Réception et postérité
Les danses allemandes, en tant que genre, restent à l’écart du canon privilégié par la vie de concert, et le K. 586 n’a jamais bénéficié du prestige des dernières symphonies ou des concertos pour piano de la maturité. Pourtant, sa présence dans les catalogues de référence et la disponibilité de partitions complètes et de matériels d’exécution témoignent d’un intérêt pratique durable : elle est « bien cataloguée » parce qu’elle a été largement utilisée.[1][2]
Sur le plan historique, les commandes de danses de cour à Mozart comptent aussi parce qu’elles ancrent une tradition viennoise plus large : après Mozart, la fonction de fournisseur de musique de danse pour les Redoutensäle passa par des figures telles que Haydn et, plus tard, Beethoven, reliant ces œuvres apparemment de circonstance à l’économie musicale dominante de la ville.[4] Écouté à la lumière de cette filiation, le K. 586 devient plus qu’une suite de numéros divertissante. C’est un instantané de la Vienne de la fin de 1789 — sociabilité du Carnaval, éclat orchestral, et talent du compositeur à donner une physionomie mémorable même aux formes utilitaires.
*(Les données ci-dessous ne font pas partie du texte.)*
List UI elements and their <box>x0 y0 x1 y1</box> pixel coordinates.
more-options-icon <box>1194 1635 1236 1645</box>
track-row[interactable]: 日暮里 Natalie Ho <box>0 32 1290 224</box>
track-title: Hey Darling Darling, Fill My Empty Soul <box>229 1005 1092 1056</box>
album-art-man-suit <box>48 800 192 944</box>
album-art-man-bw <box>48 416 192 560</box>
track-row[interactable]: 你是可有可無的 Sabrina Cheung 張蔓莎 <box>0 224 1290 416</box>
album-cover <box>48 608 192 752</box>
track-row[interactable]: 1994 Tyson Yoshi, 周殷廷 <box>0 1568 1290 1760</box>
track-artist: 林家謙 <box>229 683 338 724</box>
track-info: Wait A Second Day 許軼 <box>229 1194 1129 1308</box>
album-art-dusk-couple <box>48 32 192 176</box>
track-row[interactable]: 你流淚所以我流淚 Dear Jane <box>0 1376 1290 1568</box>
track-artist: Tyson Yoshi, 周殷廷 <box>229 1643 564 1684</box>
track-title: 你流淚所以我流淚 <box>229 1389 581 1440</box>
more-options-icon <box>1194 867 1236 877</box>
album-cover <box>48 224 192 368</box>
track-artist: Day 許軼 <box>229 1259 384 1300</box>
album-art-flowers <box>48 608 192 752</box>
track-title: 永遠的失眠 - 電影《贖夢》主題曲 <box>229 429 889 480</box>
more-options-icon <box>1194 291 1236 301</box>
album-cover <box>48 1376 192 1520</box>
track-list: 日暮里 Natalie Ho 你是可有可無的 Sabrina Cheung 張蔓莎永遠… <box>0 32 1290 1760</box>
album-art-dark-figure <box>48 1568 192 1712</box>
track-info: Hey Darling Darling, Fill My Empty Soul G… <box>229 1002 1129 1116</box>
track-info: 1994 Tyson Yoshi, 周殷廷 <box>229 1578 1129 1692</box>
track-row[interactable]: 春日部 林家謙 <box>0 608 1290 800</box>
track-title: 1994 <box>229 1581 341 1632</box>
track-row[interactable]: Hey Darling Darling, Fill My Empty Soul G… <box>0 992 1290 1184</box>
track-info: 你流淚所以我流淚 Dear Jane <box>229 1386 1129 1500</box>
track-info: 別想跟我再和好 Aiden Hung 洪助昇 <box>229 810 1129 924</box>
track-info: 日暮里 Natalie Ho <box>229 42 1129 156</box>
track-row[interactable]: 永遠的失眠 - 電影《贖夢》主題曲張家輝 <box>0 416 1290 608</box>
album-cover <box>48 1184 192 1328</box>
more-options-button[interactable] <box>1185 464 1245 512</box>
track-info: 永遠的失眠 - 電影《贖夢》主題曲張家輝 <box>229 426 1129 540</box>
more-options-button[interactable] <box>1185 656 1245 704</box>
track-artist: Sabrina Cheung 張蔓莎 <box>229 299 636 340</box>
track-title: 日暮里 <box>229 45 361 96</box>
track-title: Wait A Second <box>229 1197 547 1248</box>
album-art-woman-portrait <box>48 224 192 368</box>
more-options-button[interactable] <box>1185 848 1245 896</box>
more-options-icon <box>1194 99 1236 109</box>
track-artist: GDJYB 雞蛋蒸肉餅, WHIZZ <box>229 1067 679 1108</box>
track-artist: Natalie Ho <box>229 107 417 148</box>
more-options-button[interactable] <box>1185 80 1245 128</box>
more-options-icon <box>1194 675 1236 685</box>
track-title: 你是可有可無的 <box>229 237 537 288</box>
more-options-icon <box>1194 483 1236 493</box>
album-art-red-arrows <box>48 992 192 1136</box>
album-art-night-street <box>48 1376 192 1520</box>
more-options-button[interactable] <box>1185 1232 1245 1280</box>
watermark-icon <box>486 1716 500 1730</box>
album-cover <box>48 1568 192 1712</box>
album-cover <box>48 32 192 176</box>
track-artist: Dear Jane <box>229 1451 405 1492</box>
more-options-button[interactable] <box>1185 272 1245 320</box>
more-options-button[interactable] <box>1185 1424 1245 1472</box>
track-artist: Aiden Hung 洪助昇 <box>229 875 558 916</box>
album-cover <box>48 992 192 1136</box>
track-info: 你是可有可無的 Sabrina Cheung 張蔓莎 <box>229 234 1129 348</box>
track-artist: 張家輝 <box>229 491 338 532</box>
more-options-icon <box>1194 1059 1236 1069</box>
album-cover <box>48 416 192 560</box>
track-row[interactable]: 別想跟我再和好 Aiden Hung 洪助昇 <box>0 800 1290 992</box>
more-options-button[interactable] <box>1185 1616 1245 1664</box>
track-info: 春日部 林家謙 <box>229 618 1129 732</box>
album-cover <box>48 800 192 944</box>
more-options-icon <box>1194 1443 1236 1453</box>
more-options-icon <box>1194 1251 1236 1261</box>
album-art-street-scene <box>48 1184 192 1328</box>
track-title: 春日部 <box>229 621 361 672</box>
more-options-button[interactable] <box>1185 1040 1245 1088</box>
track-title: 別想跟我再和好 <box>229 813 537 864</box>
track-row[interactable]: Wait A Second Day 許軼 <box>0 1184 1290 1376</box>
[1] Köchel-Verzeichnis (Mozarteum): work entry for KV 586, including Redoutensaal context and source/publication information.
[2] IMSLP: 12 German Dances, K. 586 — general info and commonly cited instrumentation details.
[3] Wikipedia: Wolfgang Amadeus Mozart — notes on his December 1787 appointment as chamber composer and its dance-music duties.
[4] Wikipedia: Mozart and dance — overview of Mozart’s court role and the Redoutensäle balls as a driver of his dance output.
[5] Wikipedia: Köchel catalogue — entry listing K. 586 as 12 German Dances (December 1789, Vienna).